Trainer Interface

Trainers drive the training loop. Introducing new trainer classes in case of new training paradiam is encouraged.

Core APIs

Utils for tokenization.

verl.utils.tokenizer.hf_tokenizer(name_or_path, correct_pad_token=True, correct_gemma2=True, **kwargs)

Create a huggingface pretrained tokenizer which correctness handles eos and pad tokens.

Parameters:
  • name (str) – The name of the tokenizer.

  • correct_pad_token (bool) – Whether to correct the pad token id.

  • correct_gemma2 (bool) – Whether to correct the gemma2 tokenizer.

Returns:

The pretrained tokenizer.

Return type:

transformers.PreTrainedTokenizer

Core functions to implement PPO algorithms. The function implemented in this file should be used by trainer with different distributed strategies to implement PPO

verl.trainer.ppo.core_algos.agg_loss(loss_mat: Tensor, loss_mask: Tensor, loss_agg_mode: str)

Aggregate the loss matrix into a scalar.

Parameters:
  • loss_mat(torch.Tensor): shape: (bs, response_length)

  • loss_mask(torch.Tensor): shape: (bs, response_length)

  • loss_agg_mode – (str) choices: method to aggregate the loss matrix into a scalar.

Returns:

a scalar torch.Tensor

aggregated loss

Return type:

loss

verl.trainer.ppo.core_algos.compute_policy_loss(old_log_prob, log_prob, advantages, response_mask, cliprange=None, cliprange_low=None, cliprange_high=None, clip_ratio_c=3.0, loss_agg_mode: str = 'token-mean')

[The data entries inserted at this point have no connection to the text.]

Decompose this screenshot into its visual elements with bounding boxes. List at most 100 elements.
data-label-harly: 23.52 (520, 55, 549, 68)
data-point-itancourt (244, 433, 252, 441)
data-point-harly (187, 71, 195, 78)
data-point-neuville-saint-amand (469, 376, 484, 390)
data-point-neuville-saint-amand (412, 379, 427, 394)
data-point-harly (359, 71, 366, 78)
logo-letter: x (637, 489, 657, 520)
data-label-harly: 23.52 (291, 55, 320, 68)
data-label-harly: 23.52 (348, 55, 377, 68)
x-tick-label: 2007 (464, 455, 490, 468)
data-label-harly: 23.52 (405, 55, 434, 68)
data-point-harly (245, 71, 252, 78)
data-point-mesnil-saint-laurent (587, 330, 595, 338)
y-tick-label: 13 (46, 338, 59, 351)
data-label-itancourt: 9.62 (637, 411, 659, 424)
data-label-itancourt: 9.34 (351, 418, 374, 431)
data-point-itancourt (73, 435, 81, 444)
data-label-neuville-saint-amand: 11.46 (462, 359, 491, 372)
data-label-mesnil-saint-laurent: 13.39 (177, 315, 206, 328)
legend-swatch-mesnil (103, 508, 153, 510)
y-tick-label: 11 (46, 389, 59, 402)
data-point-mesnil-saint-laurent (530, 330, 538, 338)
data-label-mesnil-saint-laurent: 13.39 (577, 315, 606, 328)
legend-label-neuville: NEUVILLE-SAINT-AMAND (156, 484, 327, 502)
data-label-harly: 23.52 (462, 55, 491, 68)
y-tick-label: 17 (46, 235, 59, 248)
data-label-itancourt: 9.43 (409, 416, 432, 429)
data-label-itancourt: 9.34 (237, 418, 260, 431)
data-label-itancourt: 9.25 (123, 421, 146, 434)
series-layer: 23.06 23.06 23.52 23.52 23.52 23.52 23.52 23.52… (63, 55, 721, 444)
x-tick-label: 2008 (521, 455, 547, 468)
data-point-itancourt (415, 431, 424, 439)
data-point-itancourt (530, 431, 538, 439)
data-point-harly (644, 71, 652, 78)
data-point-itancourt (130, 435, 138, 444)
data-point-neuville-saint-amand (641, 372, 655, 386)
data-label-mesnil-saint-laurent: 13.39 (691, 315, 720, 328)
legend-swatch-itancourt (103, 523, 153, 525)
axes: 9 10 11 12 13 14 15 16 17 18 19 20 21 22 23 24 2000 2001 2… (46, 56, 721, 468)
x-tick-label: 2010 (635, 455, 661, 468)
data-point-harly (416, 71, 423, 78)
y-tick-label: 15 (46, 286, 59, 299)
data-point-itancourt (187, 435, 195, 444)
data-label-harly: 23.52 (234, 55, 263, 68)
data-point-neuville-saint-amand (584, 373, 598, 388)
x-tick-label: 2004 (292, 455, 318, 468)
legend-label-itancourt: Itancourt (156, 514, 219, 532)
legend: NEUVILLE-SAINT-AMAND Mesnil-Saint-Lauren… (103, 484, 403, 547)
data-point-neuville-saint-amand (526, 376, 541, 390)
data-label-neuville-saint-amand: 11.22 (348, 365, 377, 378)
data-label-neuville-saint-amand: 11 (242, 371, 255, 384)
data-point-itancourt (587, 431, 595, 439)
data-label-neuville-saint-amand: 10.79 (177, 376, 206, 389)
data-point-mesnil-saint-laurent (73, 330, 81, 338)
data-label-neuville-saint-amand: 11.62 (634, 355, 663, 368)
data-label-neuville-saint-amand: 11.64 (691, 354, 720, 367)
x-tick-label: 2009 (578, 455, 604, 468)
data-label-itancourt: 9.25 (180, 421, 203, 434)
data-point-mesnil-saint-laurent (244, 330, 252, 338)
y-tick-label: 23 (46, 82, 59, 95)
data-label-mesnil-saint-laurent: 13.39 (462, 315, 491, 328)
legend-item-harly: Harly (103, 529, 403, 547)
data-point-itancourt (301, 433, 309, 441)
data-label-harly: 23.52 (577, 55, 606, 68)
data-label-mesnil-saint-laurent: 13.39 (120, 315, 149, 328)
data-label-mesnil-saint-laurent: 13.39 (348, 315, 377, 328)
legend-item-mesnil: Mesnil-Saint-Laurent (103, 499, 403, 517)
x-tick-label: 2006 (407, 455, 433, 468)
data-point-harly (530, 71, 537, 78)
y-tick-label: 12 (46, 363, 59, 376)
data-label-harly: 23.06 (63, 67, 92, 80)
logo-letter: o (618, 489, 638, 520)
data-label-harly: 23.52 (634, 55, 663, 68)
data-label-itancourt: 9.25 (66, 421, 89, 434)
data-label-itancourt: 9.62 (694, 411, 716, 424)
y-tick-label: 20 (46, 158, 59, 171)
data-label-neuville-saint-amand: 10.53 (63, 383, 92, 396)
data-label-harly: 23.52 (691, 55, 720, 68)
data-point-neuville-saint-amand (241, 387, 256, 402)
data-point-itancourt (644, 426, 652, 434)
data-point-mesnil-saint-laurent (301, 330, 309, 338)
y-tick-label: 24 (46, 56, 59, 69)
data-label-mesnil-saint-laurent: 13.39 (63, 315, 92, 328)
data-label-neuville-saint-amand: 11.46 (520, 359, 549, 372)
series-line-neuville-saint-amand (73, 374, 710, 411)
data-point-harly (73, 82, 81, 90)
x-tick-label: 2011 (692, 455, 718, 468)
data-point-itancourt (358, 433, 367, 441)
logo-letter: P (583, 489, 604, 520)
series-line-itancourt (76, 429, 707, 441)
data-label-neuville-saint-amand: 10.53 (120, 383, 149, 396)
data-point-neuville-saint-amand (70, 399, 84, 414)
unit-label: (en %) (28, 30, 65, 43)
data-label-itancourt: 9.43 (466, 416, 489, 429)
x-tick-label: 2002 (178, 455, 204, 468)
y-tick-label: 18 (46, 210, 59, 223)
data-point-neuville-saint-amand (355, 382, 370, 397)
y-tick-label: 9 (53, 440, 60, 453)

Compute the clipped policy objective and related metrics for PPO.

Adapted from https://github.com/huggingface/trl/blob/main/trl/trainer/ppo_trainer.py#L1122

Parameters:
  • old_log_prob (torch.Tensor) – Log-probabilities of actions under the old policy, shape (batch_size, response_length).

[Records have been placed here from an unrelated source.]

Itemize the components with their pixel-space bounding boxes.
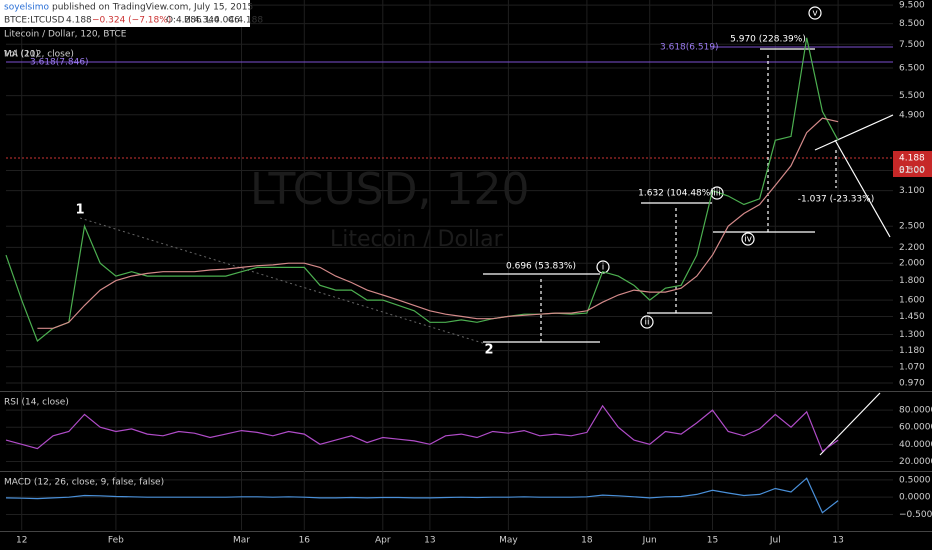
volume-label: Vol (20): [4, 50, 39, 60]
close: C:4.188: [228, 16, 263, 26]
plot-layer: [5, 37, 839, 514]
last-price-box: [893, 151, 932, 177]
y-tick-label: 1.450: [899, 312, 925, 322]
y-tick-label: 1.600: [899, 296, 925, 306]
wave-marker: iv: [744, 235, 753, 245]
y-tick-label: 7.500: [899, 40, 925, 50]
header-box: [0, 0, 250, 27]
series-line: [37, 117, 839, 329]
y-tick-label: 4.900: [899, 110, 925, 120]
watermark-sub: Litecoin / Dollar: [330, 227, 504, 252]
y-tick-label: 2.500: [899, 222, 925, 232]
last: 4.188: [66, 16, 92, 26]
wave-marker: ii: [644, 318, 649, 328]
last-price: 4.188: [899, 154, 925, 164]
legend-entry: MA (112, close): [4, 50, 74, 60]
y-tick-label: 6.500: [899, 63, 925, 73]
low: L:4.046: [206, 16, 240, 26]
x-tick-label: Jun: [642, 536, 657, 546]
x-tick-label: 13: [832, 536, 843, 546]
author: soyelsimo: [4, 3, 50, 13]
y-tick-label: 1.070: [899, 362, 925, 372]
y-tick-label: −0.5000: [899, 510, 932, 520]
drawings: [483, 6, 894, 456]
y-tick-label: 80.0000: [899, 406, 932, 416]
x-tick-label: Feb: [108, 536, 124, 546]
x-tick-label: 12: [16, 536, 27, 546]
wave-marker: iii: [713, 189, 721, 199]
y-tick-label: 40.0000: [899, 440, 932, 450]
y-tick-label: 8.500: [899, 19, 925, 29]
pane-title: RSI (14, close): [4, 398, 69, 408]
y-tick-label: 5.500: [899, 91, 925, 101]
y-tick-label: 0.5000: [899, 475, 931, 485]
wave-marker: i: [602, 263, 605, 273]
fib-label: 3.618(6.519): [660, 43, 719, 53]
fib-label: 3.618(7.846): [30, 58, 89, 68]
y-tick-label: 2.000: [899, 259, 925, 269]
pane-title: MACD (12, 26, close, 9, false, false): [4, 478, 164, 488]
series-line: [5, 37, 839, 342]
y-tick-label: 60.0000: [899, 423, 932, 433]
y-tick-label: 20.0000: [899, 457, 932, 467]
wave-label: 1: [75, 203, 84, 218]
y-tick-label: 0.970: [899, 379, 925, 389]
change: −0.324 (−7.18%): [92, 16, 171, 26]
measure-label: 0.696 (53.83%): [506, 262, 576, 272]
grid-layer: [0, 0, 932, 532]
y-tick-label: 9.500: [899, 1, 925, 11]
published: published on TradingView.com, July 15, 2…: [52, 3, 253, 13]
wave-marker: v: [812, 9, 818, 19]
open: O:4.286: [166, 16, 202, 26]
watermark: LTCUSD, 120: [250, 164, 529, 215]
y-tick-label: 3.100: [899, 186, 925, 196]
y-tick-label: 1.180: [899, 346, 925, 356]
high: H:4.340: [184, 16, 220, 26]
series-line: [5, 477, 839, 514]
x-tick-label: Apr: [375, 536, 391, 546]
y-tick-label: 0.0000: [899, 493, 931, 503]
y-tick-label: 1.300: [899, 330, 925, 340]
symbol: BTCE:LTCUSD: [4, 16, 64, 26]
x-tick-label: 16: [299, 536, 311, 546]
x-tick-label: 15: [707, 536, 718, 546]
x-tick-label: May: [499, 536, 518, 546]
measure-label: 1.632 (104.48%): [638, 189, 714, 199]
x-tick-label: 13: [424, 536, 435, 546]
x-tick-label: Mar: [233, 536, 250, 546]
trend-line: [79, 217, 490, 346]
legend-entry: Litecoin / Dollar, 120, BTCE: [4, 30, 127, 40]
y-tick-label: 2.200: [899, 243, 925, 253]
x-tick-label: 18: [581, 536, 593, 546]
measure-label: 5.970 (228.39%): [730, 35, 806, 45]
measure-label: -1.037 (-23.33%): [798, 195, 874, 205]
y-tick-label: 3.500: [899, 166, 925, 176]
y-tick-label: 1.800: [899, 276, 925, 286]
x-tick-label: Jul: [769, 536, 781, 546]
wave-label: 2: [484, 343, 493, 358]
wave-markers: i ii iii iv v: [602, 9, 819, 328]
countdown: 01:00: [899, 166, 925, 176]
series-line: [5, 404, 839, 453]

  • log_prob (torch.Tensor) – Log-probabilities of actions under the current policy, shape (batch_size, response_length).

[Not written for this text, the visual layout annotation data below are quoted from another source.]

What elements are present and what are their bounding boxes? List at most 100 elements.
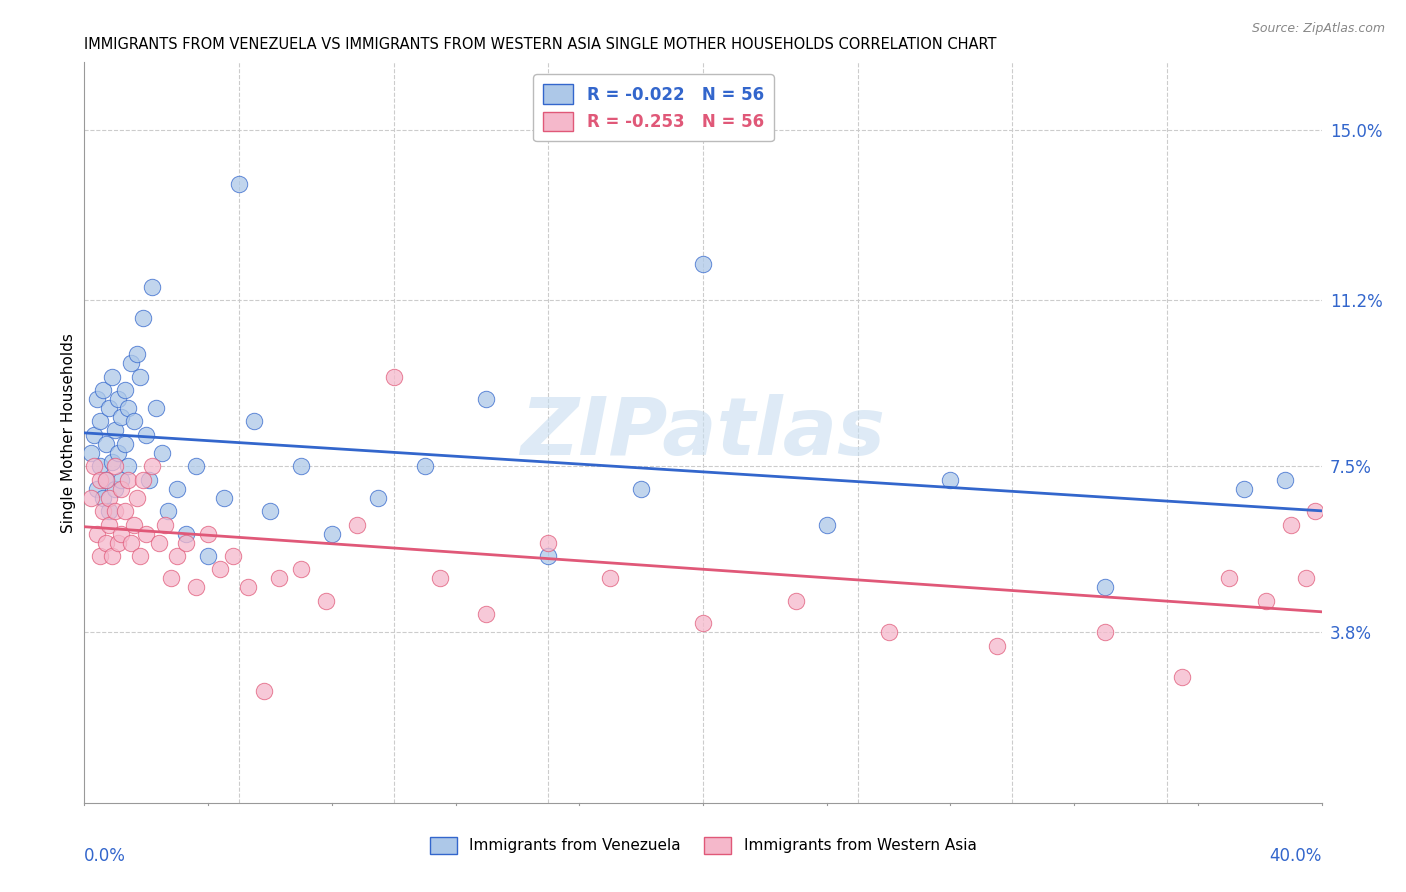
Point bbox=[98, 504, 121, 518]
Point bbox=[1171, 670, 1194, 684]
Point bbox=[101, 549, 124, 563]
Point bbox=[107, 446, 129, 460]
Point bbox=[197, 549, 219, 563]
Point bbox=[1279, 517, 1302, 532]
Point bbox=[120, 356, 142, 370]
Point bbox=[986, 639, 1008, 653]
Point bbox=[1094, 625, 1116, 640]
Point bbox=[86, 526, 108, 541]
Point bbox=[1254, 594, 1277, 608]
Text: Source: ZipAtlas.com: Source: ZipAtlas.com bbox=[1251, 22, 1385, 36]
Point bbox=[599, 571, 621, 585]
Point bbox=[290, 459, 312, 474]
Point bbox=[145, 401, 167, 415]
Point bbox=[630, 482, 652, 496]
Point bbox=[117, 459, 139, 474]
Point bbox=[346, 517, 368, 532]
Point bbox=[122, 517, 145, 532]
Point bbox=[83, 459, 105, 474]
Point bbox=[413, 459, 436, 474]
Point bbox=[110, 473, 132, 487]
Point bbox=[91, 491, 114, 505]
Point bbox=[110, 482, 132, 496]
Legend: Immigrants from Venezuela, Immigrants from Western Asia: Immigrants from Venezuela, Immigrants fr… bbox=[422, 829, 984, 862]
Point bbox=[1218, 571, 1240, 585]
Point bbox=[107, 392, 129, 406]
Point bbox=[122, 414, 145, 428]
Point bbox=[815, 517, 838, 532]
Point bbox=[104, 504, 127, 518]
Point bbox=[104, 482, 127, 496]
Point bbox=[101, 369, 124, 384]
Point bbox=[129, 369, 152, 384]
Point bbox=[94, 437, 117, 451]
Point bbox=[184, 581, 207, 595]
Point bbox=[101, 455, 124, 469]
Point bbox=[135, 428, 157, 442]
Point bbox=[86, 392, 108, 406]
Point bbox=[537, 535, 560, 549]
Point bbox=[197, 526, 219, 541]
Point bbox=[125, 347, 148, 361]
Point bbox=[132, 311, 155, 326]
Point bbox=[160, 571, 183, 585]
Point bbox=[222, 549, 245, 563]
Point bbox=[104, 459, 127, 474]
Point bbox=[259, 504, 281, 518]
Point bbox=[83, 428, 105, 442]
Point bbox=[94, 535, 117, 549]
Point bbox=[89, 473, 111, 487]
Point bbox=[94, 473, 117, 487]
Point bbox=[692, 257, 714, 271]
Point bbox=[238, 581, 260, 595]
Point bbox=[367, 491, 389, 505]
Point bbox=[117, 401, 139, 415]
Point bbox=[475, 607, 498, 622]
Point bbox=[125, 491, 148, 505]
Text: IMMIGRANTS FROM VENEZUELA VS IMMIGRANTS FROM WESTERN ASIA SINGLE MOTHER HOUSEHOL: IMMIGRANTS FROM VENEZUELA VS IMMIGRANTS … bbox=[84, 37, 997, 52]
Point bbox=[98, 517, 121, 532]
Text: ZIPatlas: ZIPatlas bbox=[520, 393, 886, 472]
Point bbox=[89, 459, 111, 474]
Point bbox=[94, 473, 117, 487]
Point bbox=[1305, 504, 1327, 518]
Point bbox=[132, 473, 155, 487]
Point bbox=[129, 549, 152, 563]
Point bbox=[156, 504, 179, 518]
Point bbox=[475, 392, 498, 406]
Point bbox=[176, 526, 198, 541]
Point bbox=[91, 383, 114, 397]
Point bbox=[253, 683, 276, 698]
Point bbox=[86, 482, 108, 496]
Point bbox=[692, 616, 714, 631]
Point bbox=[110, 409, 132, 424]
Point bbox=[184, 459, 207, 474]
Point bbox=[176, 535, 198, 549]
Point bbox=[114, 383, 136, 397]
Point bbox=[117, 473, 139, 487]
Point bbox=[939, 473, 962, 487]
Point bbox=[120, 535, 142, 549]
Point bbox=[79, 446, 101, 460]
Point bbox=[429, 571, 451, 585]
Point bbox=[1274, 473, 1296, 487]
Point bbox=[98, 491, 121, 505]
Point bbox=[1094, 581, 1116, 595]
Point bbox=[141, 280, 163, 294]
Point bbox=[91, 504, 114, 518]
Text: 0.0%: 0.0% bbox=[84, 847, 127, 865]
Point bbox=[135, 526, 157, 541]
Point bbox=[785, 594, 807, 608]
Point bbox=[209, 562, 232, 576]
Point bbox=[141, 459, 163, 474]
Point bbox=[212, 491, 235, 505]
Point bbox=[89, 414, 111, 428]
Point bbox=[290, 562, 312, 576]
Point bbox=[110, 526, 132, 541]
Point bbox=[269, 571, 291, 585]
Point bbox=[150, 446, 173, 460]
Point bbox=[321, 526, 343, 541]
Point bbox=[166, 549, 188, 563]
Point bbox=[114, 504, 136, 518]
Point bbox=[537, 549, 560, 563]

  • advantages (torch.Tensor) – Advantage estimates for each action, shape (batch_size, response_length).

  • response_mask (torch.Tensor) – Mask indicating which tokens to include in the loss, shape (batch_size, response_length).

  • cliprange (float, optional) – Clipping parameter ε for standard PPO. See https://arxiv.org/abs/1707.06347. Defaults to None (must be provided).

  • cliprange_low (float, optional) – Lower clip range for dual-clip PPO. Defaults to same as cliprange.

  • cliprange_high (float, optional) – Upper clip range for dual-clip PPO. Defaults to same as cliprange.

  • clip_ratio_c (float, optional) – Lower bound of the ratio for dual-clip PPO. See https://arxiv.org/pdf/1912.09729. Defaults to 3.0.

  • loss_agg_mode (str, optional) – Aggregation mode for agg_loss. Defaults to “token-mean”.

verl.trainer.ppo.core_algos.kl_penalty(logprob: FloatTensor, ref_logprob: FloatTensor, kl_penalty) FloatTensor

Compute KL divergence given logprob and ref_logprob. Copied from https://github.com/huggingface/trl/blob/main/trl/trainer/ppo_trainer.py#L1104 See more description in http://joschu.net/blog/kl-approx.html

Parameters:
  • logprob

  • ref_logprob

Returns:

verl.trainer.ppo.core_algos.kl_penalty(logprob: FloatTensor, ref_logprob: FloatTensor, kl_penalty) FloatTensor

Compute KL divergence given logprob and ref_logprob. Copied from https://github.com/huggingface/trl/blob/main/trl/trainer/ppo_trainer.py#L1104 See more description in http://joschu.net/blog/kl-approx.html

Parameters:
  • logprob

  • ref_logprob

Returns:

verl.trainer.ppo.reward.compute_reward(data: DataProto, reward_fn)

Compute reward for a batch of data. :param data: DataProto object containing the input data. :param reward_fn: Reward function to compute the reward.

Returns:

Tuple of reward tensor and extra info dictionary.